The ability to record other derivations decreases the chance that a low amplitude cortical response will be overlooked.
Subcortical responses consisting of P31 and N34 waves originating from the brainstem (and analogous to the upper extremity N13 peaks) can be recorded either from CPi (ipsilateral with respect to the side of stimulation)-linked ears or a cervical-Fz derivation. Peripheral responses can be recorded using two electrodes on each leg; one placed at the popliteal fossa and the other placed three to four centimeters proximal to the popliteal fossa electrode.
Grounding
Although a ground electrode can be placed anywhere on the body, to reduce the amount of noise pickup, it is best to place it nearer rather than farther from the other recording electrodes. Placing it on a shoulder is generally a good site.

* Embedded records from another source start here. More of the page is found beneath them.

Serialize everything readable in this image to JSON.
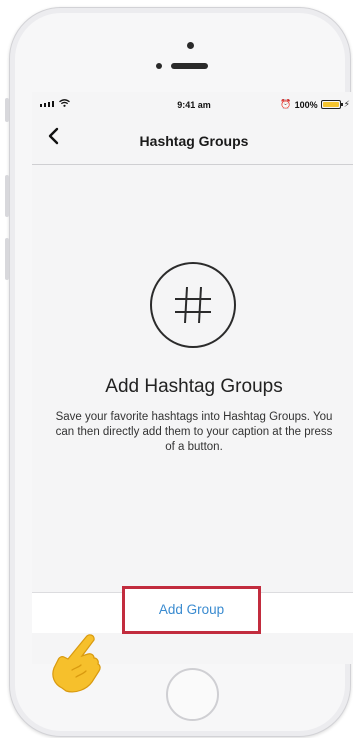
{
  "status_bar": {
    "time": "9:41 am",
    "battery_percent": "100%",
    "battery_color": "#f4c430",
    "icons": [
      "signal-icon",
      "wifi-icon",
      "alarm-icon",
      "battery-icon",
      "charging-icon"
    ]
  },
  "nav": {
    "title": "Hashtag Groups",
    "back_icon": "chevron-left-icon"
  },
  "empty_state": {
    "icon": "hashtag-icon",
    "title": "Add Hashtag Groups",
    "description": "Save your favorite hashtags into Hashtag Groups. You can then directly add them to your caption at the press of a button."
  },
  "bottom_bar": {
    "add_group_label": "Add Group",
    "link_color": "#3a8bd0",
    "highlight_color": "#c22c3e"
  },
  "overlay": {
    "pointer_icon": "pointing-hand-icon"
  }
}
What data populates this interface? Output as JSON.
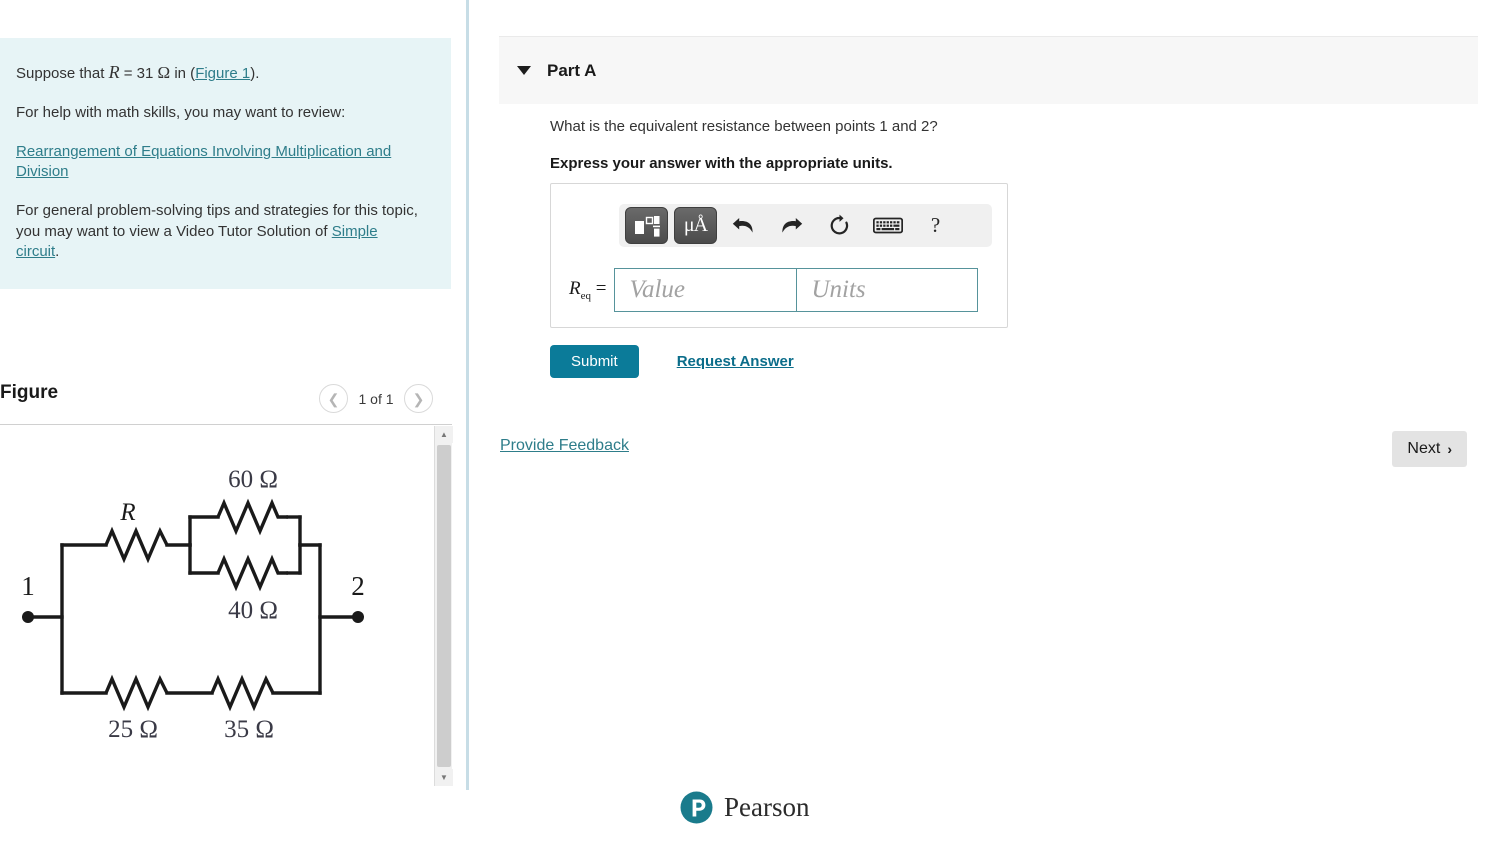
{
  "left": {
    "intro": {
      "line1_prefix": "Suppose that ",
      "line1_var": "R",
      "line1_mid": " = 31 ",
      "line1_omega": "Ω",
      "line1_in": " in (",
      "figure_link": "Figure 1",
      "line1_suffix": ").",
      "line2": "For help with math skills, you may want to review:",
      "review_link": "Rearrangement of Equations Involving Multiplication and Division",
      "line3_prefix": "For general problem-solving tips and strategies for this topic, you may want to view a Video Tutor Solution of ",
      "tutor_link": "Simple circuit",
      "line3_suffix": "."
    },
    "figure": {
      "title": "Figure",
      "count": "1 of 1",
      "prev_icon": "chevron-left-icon",
      "next_icon": "chevron-right-icon"
    }
  },
  "part": {
    "label": "Part A",
    "caret_icon": "caret-down-icon",
    "question": "What is the equivalent resistance between points 1 and 2?",
    "instruction": "Express your answer with the appropriate units."
  },
  "answer": {
    "toolbar": [
      {
        "name": "math-template-icon",
        "label": ""
      },
      {
        "name": "units-icon",
        "label": "μÅ"
      },
      {
        "name": "undo-icon",
        "label": ""
      },
      {
        "name": "redo-icon",
        "label": ""
      },
      {
        "name": "reset-icon",
        "label": ""
      },
      {
        "name": "keyboard-icon",
        "label": ""
      },
      {
        "name": "help-icon",
        "label": "?"
      }
    ],
    "symbol_main": "R",
    "symbol_sub": "eq",
    "equals": "=",
    "value_placeholder": "Value",
    "units_placeholder": "Units",
    "value": "",
    "units": ""
  },
  "actions": {
    "submit": "Submit",
    "request_answer": "Request Answer",
    "provide_feedback": "Provide Feedback",
    "next": "Next",
    "next_chevron": "›"
  },
  "footer": {
    "brand": "Pearson",
    "logo_icon": "pearson-logo-icon"
  },
  "colors": {
    "intro_bg": "#e7f4f6",
    "link_teal": "#2e7d8a",
    "submit_blue": "#0b7b99",
    "input_border": "#56939b",
    "part_header_bg": "#f7f7f7",
    "next_bg": "#e3e3e3",
    "divider": "#c7dde6"
  },
  "circuit": {
    "node_left_label": "1",
    "node_right_label": "2",
    "resistors": [
      {
        "name": "R-variable",
        "label": "R",
        "italic": true
      },
      {
        "name": "R-60",
        "label": "60 Ω",
        "italic": false
      },
      {
        "name": "R-40",
        "label": "40 Ω",
        "italic": false
      },
      {
        "name": "R-25",
        "label": "25 Ω",
        "italic": false
      },
      {
        "name": "R-35",
        "label": "35 Ω",
        "italic": false
      }
    ]
  }
}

Multiple reference grounds are never used because they introduce ground loops which may introduce excess noise in the recordings and an earth ground should never be used for safety reasons because it provides an alternate path for the bovie current.
Keeping the recording input leads short and the electrode impedance values at 5 kohms or lower for gold disc or subdermal electrodes will help to minimize the amount of stimulus artifact and other electrical noise that is recorded.
However, the acquisition of some stimulus artifact can be useful because it demonstrates that the stimulators are functional when troubleshooting is necessary.